I've been trying to solve the next problem but I can't complete the last step.
The problem is:
Considering the image of the circle $$V=\{ (x_1,x_2): x_1^2+x_2^2=1 \}$$ given by the map $$\rho: V \rightarrow \mathbb{A}^2(\mathbb{R})$$ $$(x_1,x_2) \longmapsto (\frac{x_1}{1+x_2^2}, \frac{x_1x_2}{1+x_2^2})$$ Compute the equations of the image.

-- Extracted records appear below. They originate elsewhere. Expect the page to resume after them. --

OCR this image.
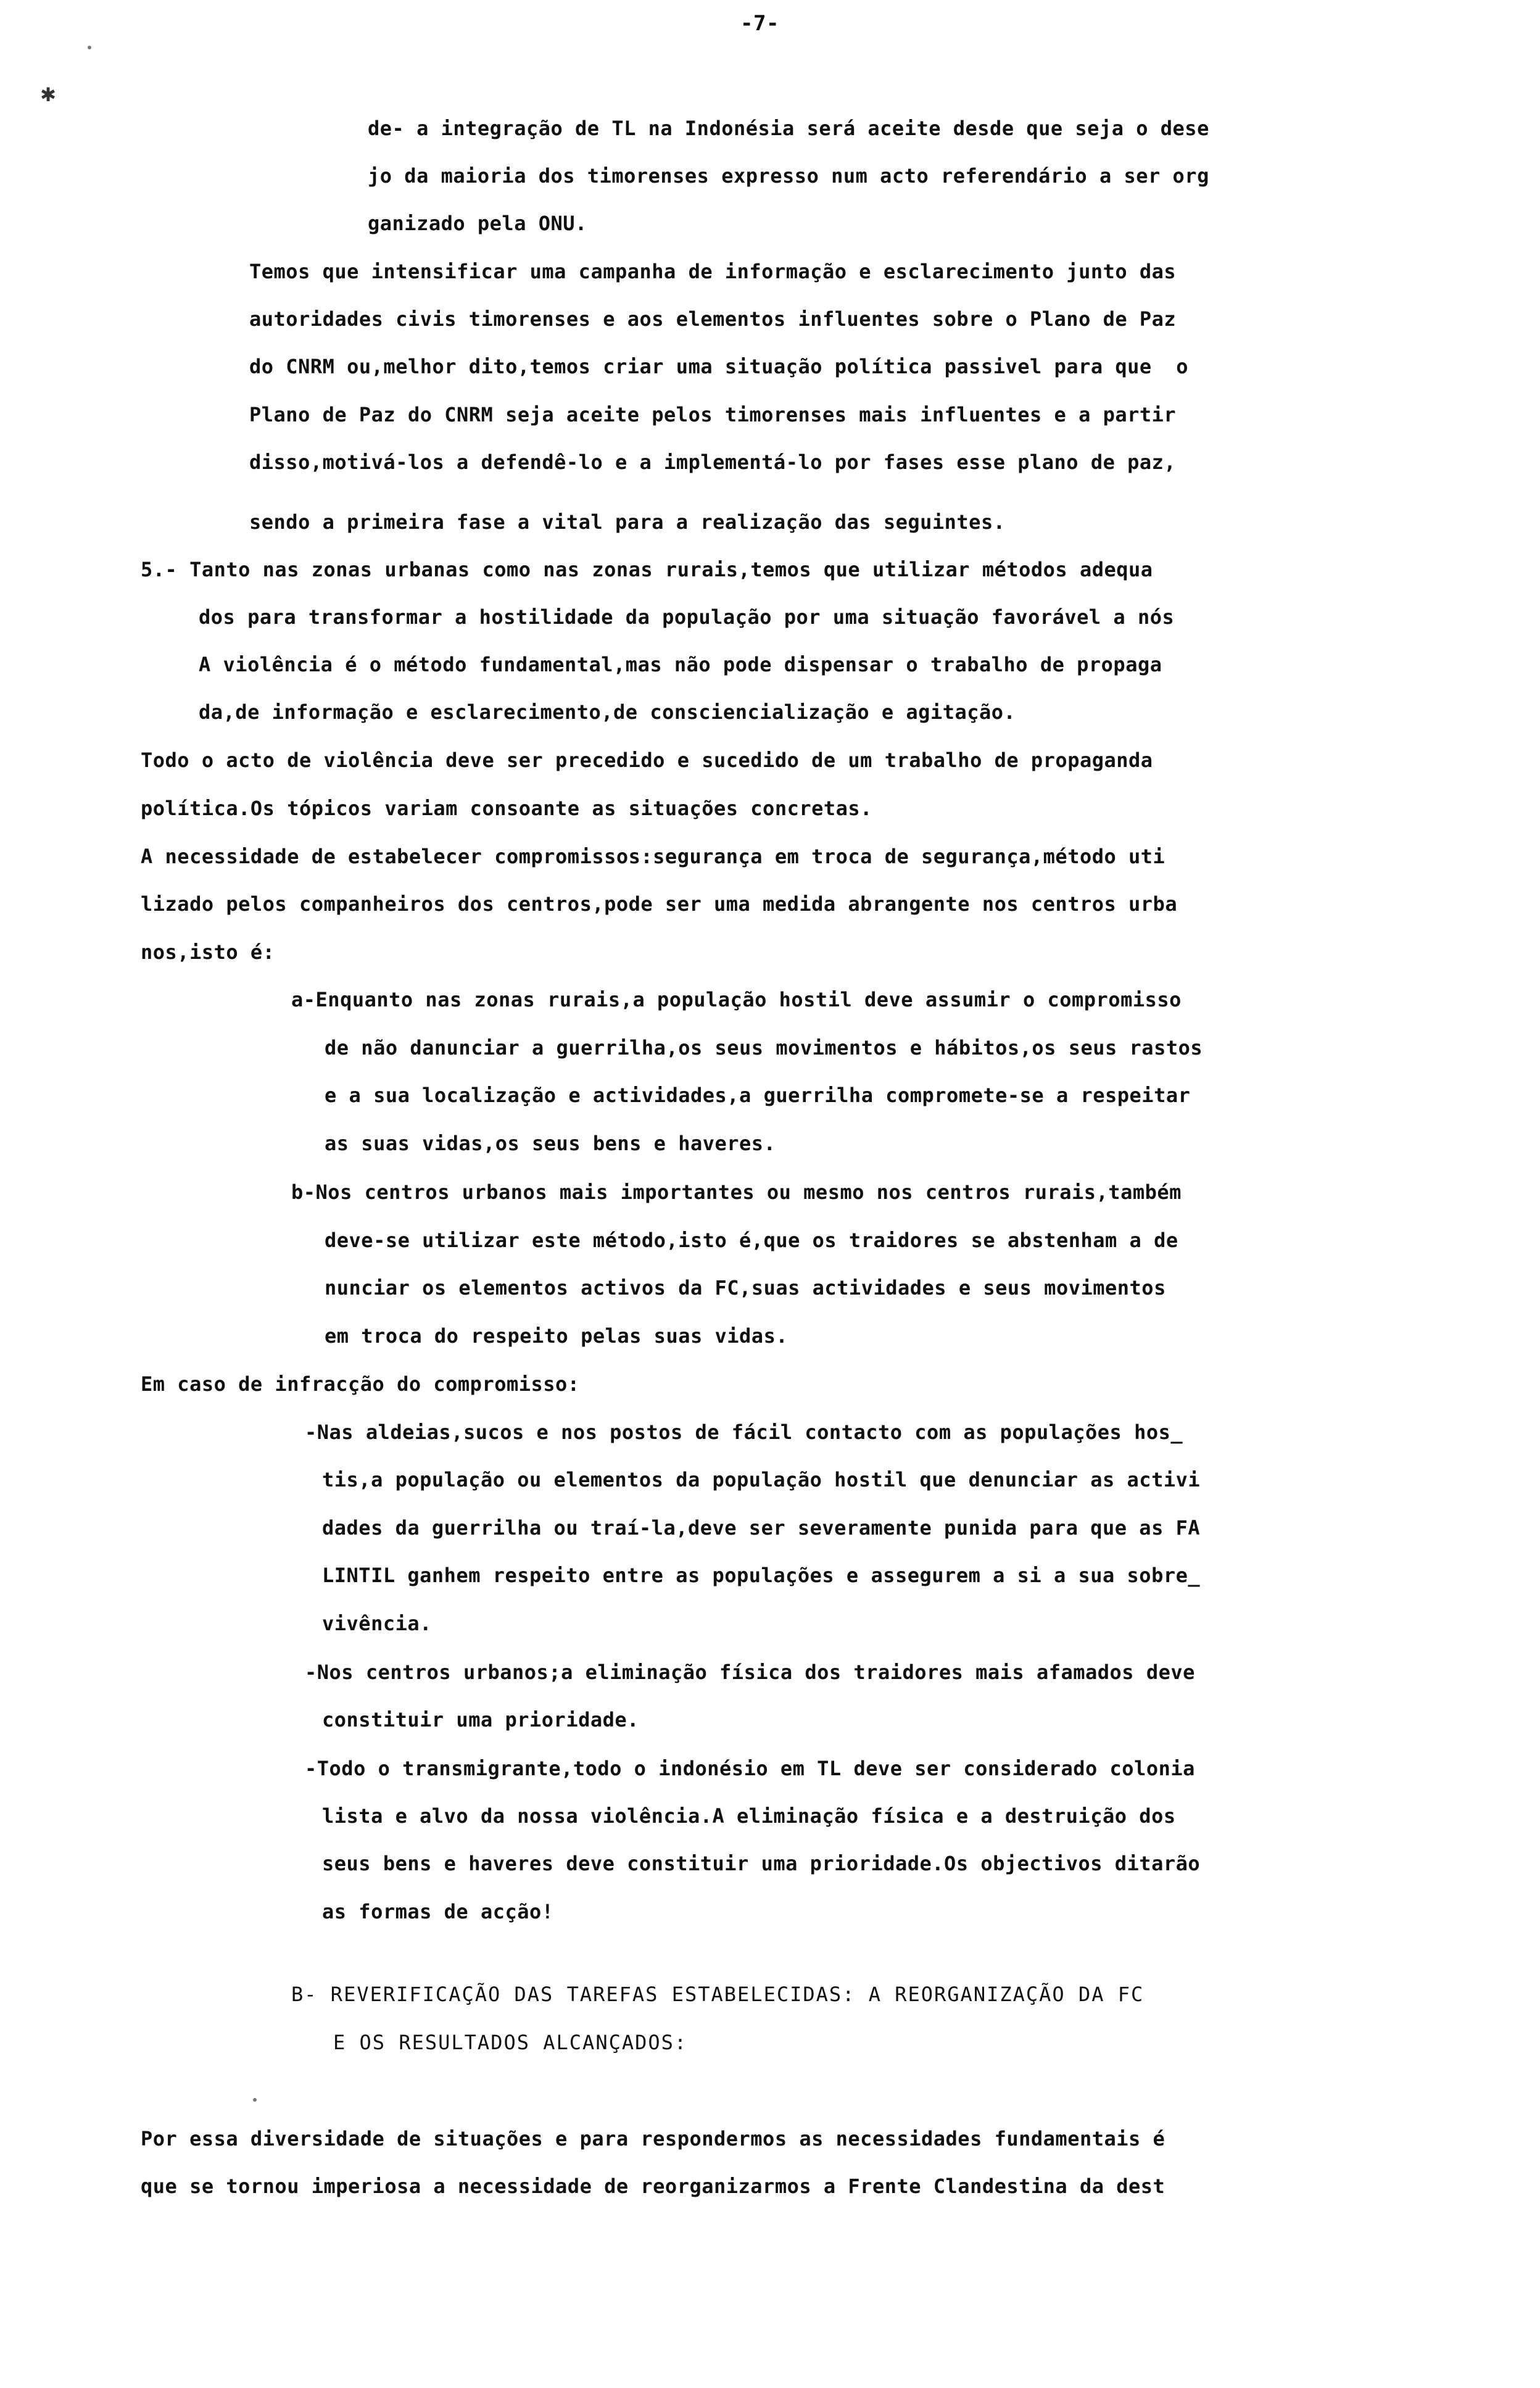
✱
-7-
de- a integração de TL na Indonésia será aceite desde que seja o dese
jo da maioria dos timorenses expresso num acto referendário a ser org
ganizado pela ONU.
Temos que intensificar uma campanha de informação e esclarecimento junto das
autoridades civis timorenses e aos elementos influentes sobre o Plano de Paz
do CNRM ou,melhor dito,temos criar uma situação política passivel para que  o
Plano de Paz do CNRM seja aceite pelos timorenses mais influentes e a partir
disso,motivá-los a defendê-lo e a implementá-lo por fases esse plano de paz,
sendo a primeira fase a vital para a realização das seguintes.
5.- Tanto nas zonas urbanas como nas zonas rurais,temos que utilizar métodos adequa
dos para transformar a hostilidade da população por uma situação favorável a nós
A violência é o método fundamental,mas não pode dispensar o trabalho de propaga
da,de informação e esclarecimento,de consciencialização e agitação.
Todo o acto de violência deve ser precedido e sucedido de um trabalho de propaganda
política.Os tópicos variam consoante as situações concretas.
A necessidade de estabelecer compromissos:segurança em troca de segurança,método uti
lizado pelos companheiros dos centros,pode ser uma medida abrangente nos centros urba
nos,isto é:
a-Enquanto nas zonas rurais,a população hostil deve assumir o compromisso
de não danunciar a guerrilha,os seus movimentos e hábitos,os seus rastos
e a sua localização e actividades,a guerrilha compromete-se a respeitar
as suas vidas,os seus bens e haveres.
b-Nos centros urbanos mais importantes ou mesmo nos centros rurais,também
deve-se utilizar este método,isto é,que os traidores se abstenham a de
nunciar os elementos activos da FC,suas actividades e seus movimentos
em troca do respeito pelas suas vidas.
Em caso de infracção do compromisso:
-Nas aldeias,sucos e nos postos de fácil contacto com as populações hos_
tis,a população ou elementos da população hostil que denunciar as activi
dades da guerrilha ou traí-la,deve ser severamente punida para que as FA
LINTIL ganhem respeito entre as populações e assegurem a si a sua sobre_
vivência.
-Nos centros urbanos;a eliminação física dos traidores mais afamados deve
constituir uma prioridade.
-Todo o transmigrante,todo o indonésio em TL deve ser considerado colonia
lista e alvo da nossa violência.A eliminação física e a destruição dos
seus bens e haveres deve constituir uma prioridade.Os objectivos ditarão
as formas de acção!
B- REVERIFICAÇÃO DAS TAREFAS ESTABELECIDAS: A REORGANIZAÇÃO DA FC
E OS RESULTADOS ALCANÇADOS:
Por essa diversidade de situações e para respondermos as necessidades fundamentais é
que se tornou imperiosa a necessidade de reorganizarmos a Frente Clandestina da dest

My attemp: The map $\rho$ is well defined over the open set $$U=\{(x_1,x_2)\in V: g=(1+x_2^2)(1+x_2^2) \neq 0\}=V$$ so we can take the affine variety $ Y:=\mathbb{A}^2(\mathbb{R})_g \subset \mathbb{A}^3(\mathbb{R})$ given by $$Y:=\{(x_1,x_2,z):zg(x_1,x_2)-1=0\}=\{(x_1,x_2,z):z(1+x_2^2)^2-1=0\}$$ and a morphism $\phi: Y \rightarrow W $ such that $\phi(Y)= \rho(V)$. $$ $$
Calling $ \Gamma_\phi$ to the graph of $\phi$ in $ \mathbb{A}^3(\mathbb{R}) \times \mathbb{A}^2(\mathbb{R})$, we have that: $$I(\Gamma_\phi)=\langle z(1+x_2^2)^2-1, y_1-x_1 (1+x_2^2), y_2-x_1x_2(1+x_2^2) \rangle$$
Now we have to compute a Gröbner basis of that ideal and, after that, use elimination theory to quit all the expresions in that basis that depend on $x_1,x_2,z$. The remaining equations will be those asked in our problem. I've tried this last part many times but I always get all the equations depending on $x_1,x_2,z$. I'd really appreciate if someone could help me in this last part. Thanks in advance.
Solving equations $y_1=\frac{x_1}{1+x_2^2}$ and $y_2= \frac{x_1x_2}{1+x_2^2}$ for $x_1$ and $x_2$ and substituting into $x_1^2+x_2^2=1$, I get $y_1^3+y_2^2y_1+y_2^2=y_1^2$. Does that help?